Лехин нос удивленно дернулся.
– Ну вот просто за улицей. Сидела и смотрела в окошко, записывала, какие машины проезжают, во сколько, кто выходит, кто уходит...
– Так не бывает, – весомо заметил Лешка, засовывая в рот сразу несколько сушек. Захрустел.
– Бывает.
– Тогда я бы подумал, что этот, ну твой наниматель, псих.
– А еще почту разбирать. Газеты. И вырезать заметки о нападении собак и маньяков. Знаешь, по-моему, он сам маньяк... – Ирочка постепенно укреплялась в этой своей догадке. – И еще хам.
– Не ходи, – предложил Леха. – Найдешь другую работу. Ну хочешь, можешь мне помогать, мне тоже секретарша нужна, только я тебе платить не смогу, зато комнату дам. Бабкину. Там только убраться надо.
– Не пойду, – согласилась Ирочка, твердо решив никуда и ни за что не ходить. Она ведь не сумасшедшая, в самом-то деле, и потому точно не станет работать на сумасшедшего.
Но утром она, проклиная себя одновременно за слабость и нерасторопность, выбегала из подъезда. Пожалуй, Ирочка и сама не могла бы ответить, бежала ли она от совершенства собственной семьи или же бежала к Тимуру, который Маратович, но можно без отчества, главное, чтобы без фамильярности.
Тимур мучил дверной звонок и себя заодно, терзался надеждой, что звонит зря, дверь не откроют, а если и откроют, то скажут, что Пашка здесь больше не живет.
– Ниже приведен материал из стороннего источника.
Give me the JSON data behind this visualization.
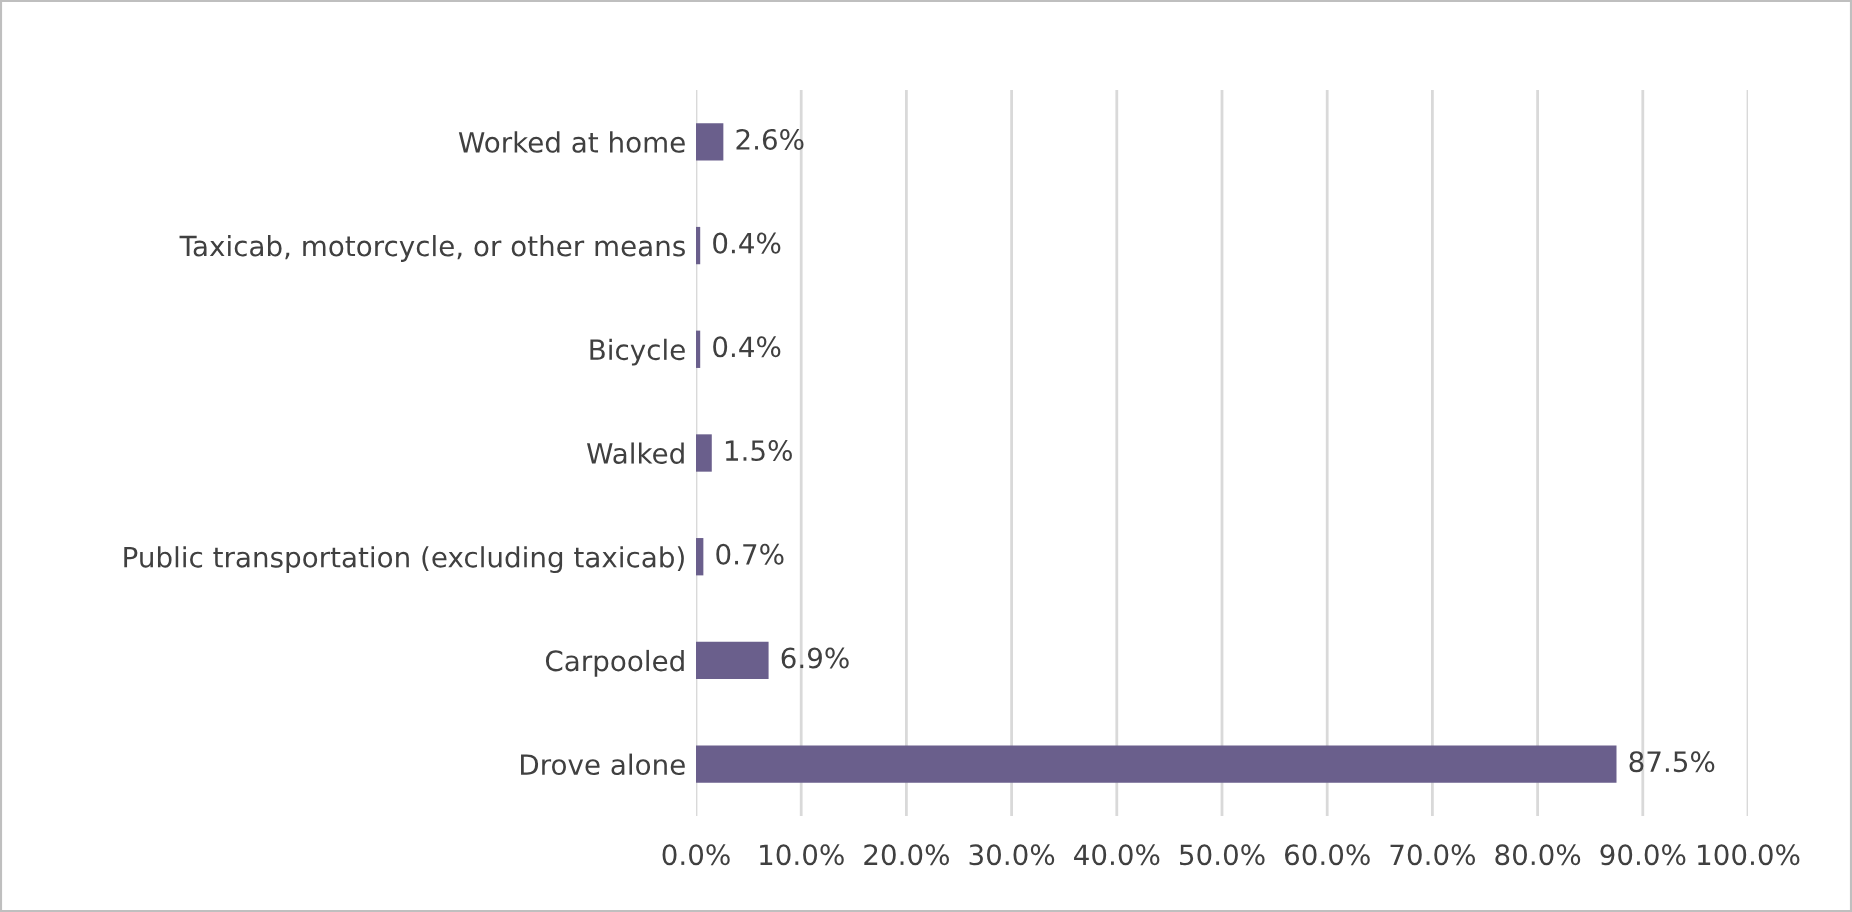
{
  "chart_data": {
    "type": "bar",
    "orientation": "horizontal",
    "categories": [
      "Worked at home",
      "Taxicab, motorcycle, or other means",
      "Bicycle",
      "Walked",
      "Public transportation (excluding taxicab)",
      "Carpooled",
      "Drove alone"
    ],
    "values": [
      2.6,
      0.4,
      0.4,
      1.5,
      0.7,
      6.9,
      87.5
    ],
    "value_labels": [
      "2.6%",
      "0.4%",
      "0.4%",
      "1.5%",
      "0.7%",
      "6.9%",
      "87.5%"
    ],
    "color": "#6a5f8c",
    "xlim": [
      0,
      100
    ],
    "xticks": [
      {
        "value": 0,
        "label": "0.0%"
      },
      {
        "value": 10,
        "label": "10.0%"
      },
      {
        "value": 20,
        "label": "20.0%"
      },
      {
        "value": 30,
        "label": "30.0%"
      },
      {
        "value": 40,
        "label": "40.0%"
      },
      {
        "value": 50,
        "label": "50.0%"
      },
      {
        "value": 60,
        "label": "60.0%"
      },
      {
        "value": 70,
        "label": "70.0%"
      },
      {
        "value": 80,
        "label": "80.0%"
      },
      {
        "value": 90,
        "label": "90.0%"
      },
      {
        "value": 100,
        "label": "100.0%"
      }
    ],
    "grid": "x"
  }
}
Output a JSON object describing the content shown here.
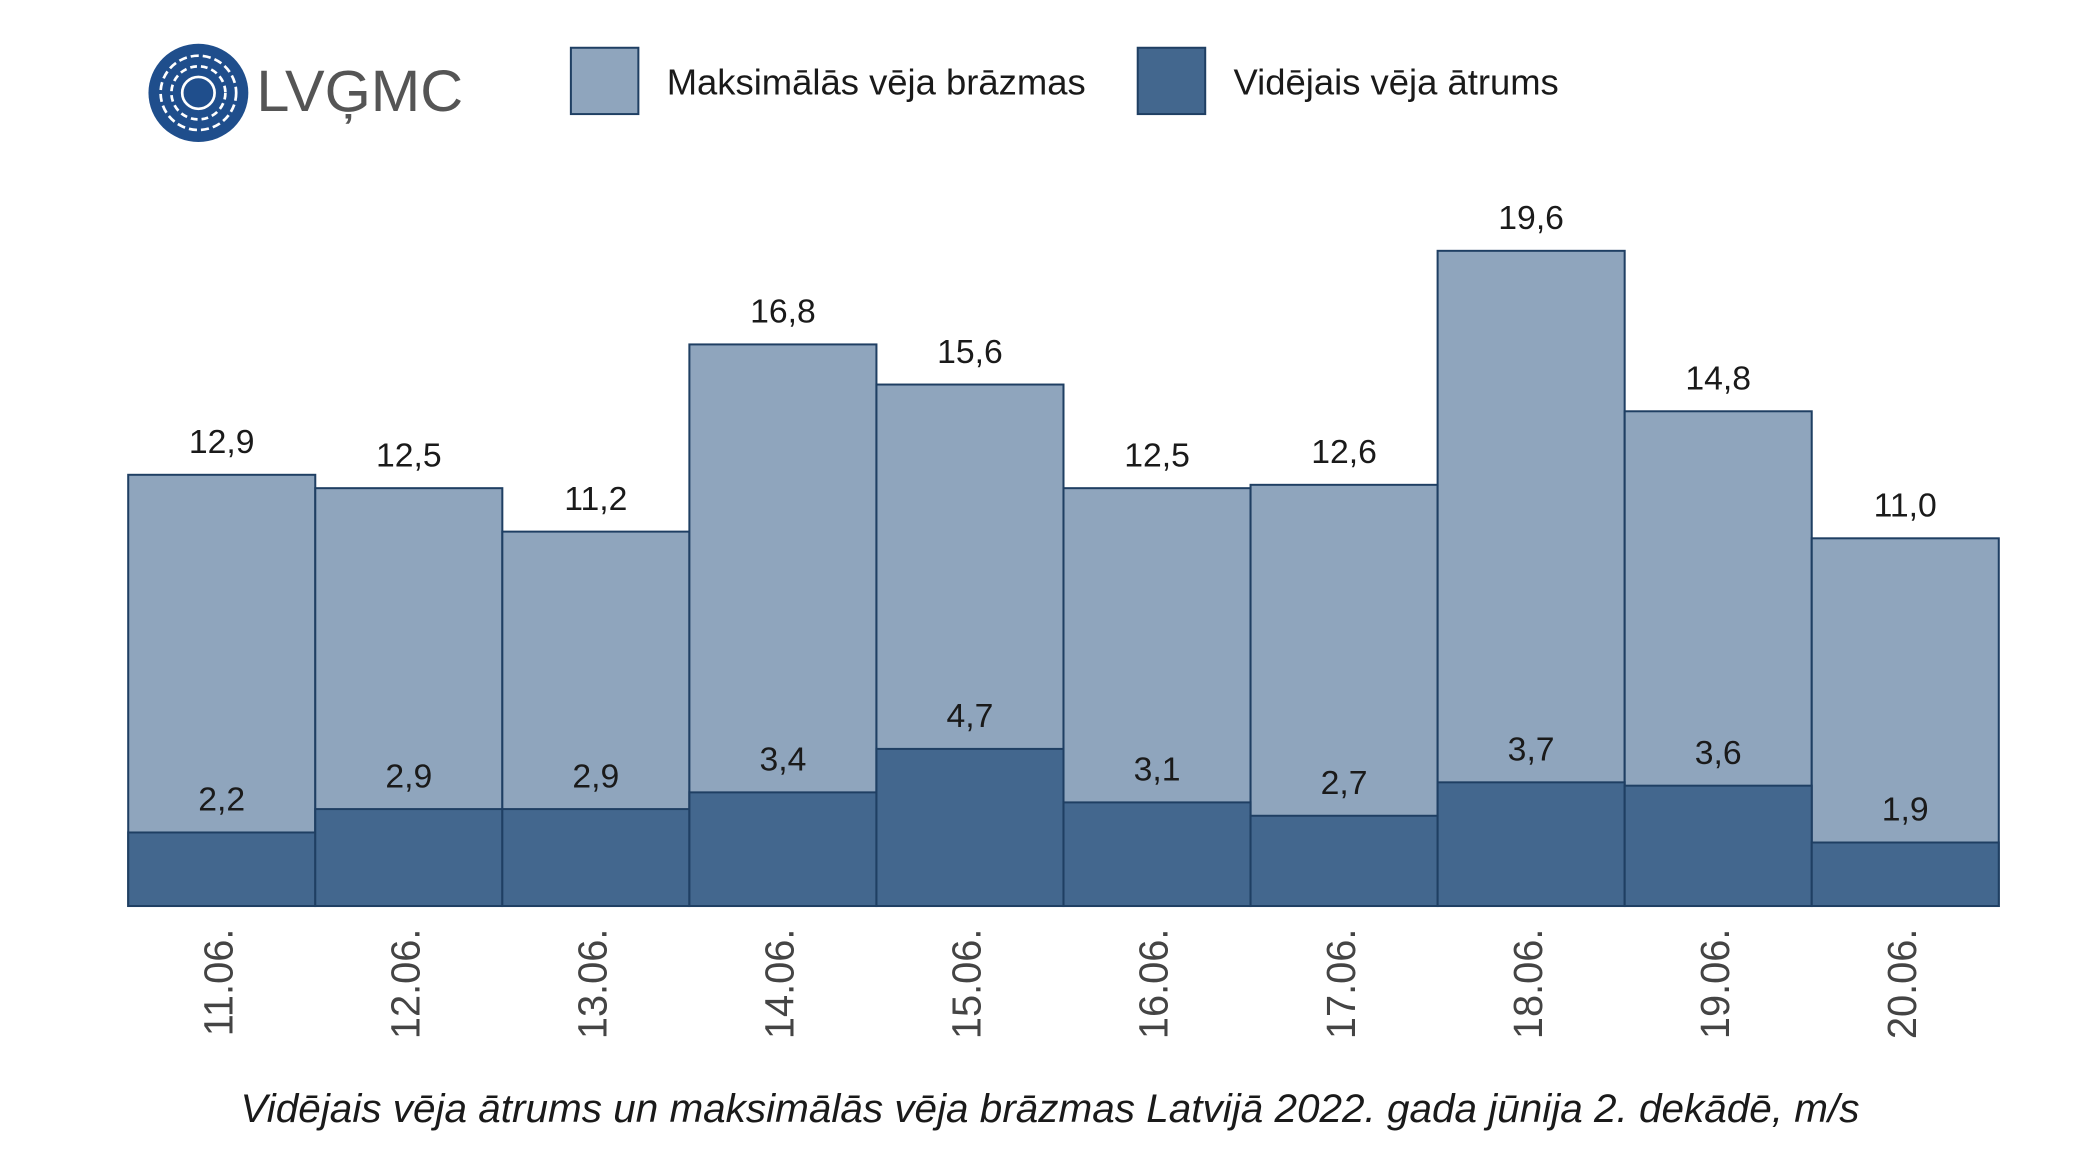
{
  "logo": "LVĢMC",
  "chart_data": {
    "type": "bar",
    "title": "Vidējais vēja ātrums un maksimālās vēja brāzmas Latvijā 2022. gada jūnija 2. dekādē, m/s",
    "categories": [
      "11.06.",
      "12.06.",
      "13.06.",
      "14.06.",
      "15.06.",
      "16.06.",
      "17.06.",
      "18.06.",
      "19.06.",
      "20.06."
    ],
    "series": [
      {
        "name": "Maksimālās vēja brāzmas",
        "color": "#8fa5bd",
        "values": [
          12.9,
          12.5,
          11.2,
          16.8,
          15.6,
          12.5,
          12.6,
          19.6,
          14.8,
          11.0
        ],
        "value_labels": [
          "12,9",
          "12,5",
          "11,2",
          "16,8",
          "15,6",
          "12,5",
          "12,6",
          "19,6",
          "14,8",
          "11,0"
        ]
      },
      {
        "name": "Vidējais vēja ātrums",
        "color": "#43678e",
        "values": [
          2.2,
          2.9,
          2.9,
          3.4,
          4.7,
          3.1,
          2.7,
          3.7,
          3.6,
          1.9
        ],
        "value_labels": [
          "2,2",
          "2,9",
          "2,9",
          "3,4",
          "4,7",
          "3,1",
          "2,7",
          "3,7",
          "3,6",
          "1,9"
        ]
      }
    ],
    "ylim": [
      0,
      20
    ]
  }
}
Переехал. Спился. Повесился. Убрался ко всем чертям.
Но нет, черти Пашкой побрезговали: несло от него, как из бочки, старой, расползающейся бочки, сквозь доски которой просачивается не то смола, не то коньяк, не то вообще какая-нибудь трудноописуемая гадость. Пашка постарел. Пашка обрюзг, раздавшись животом и задницей. Первый переваливался через ремень старых штанов, обвисая бледным бурдюком плоти, вторая гордо топорщилась, грозясь разорвать штаны по шву.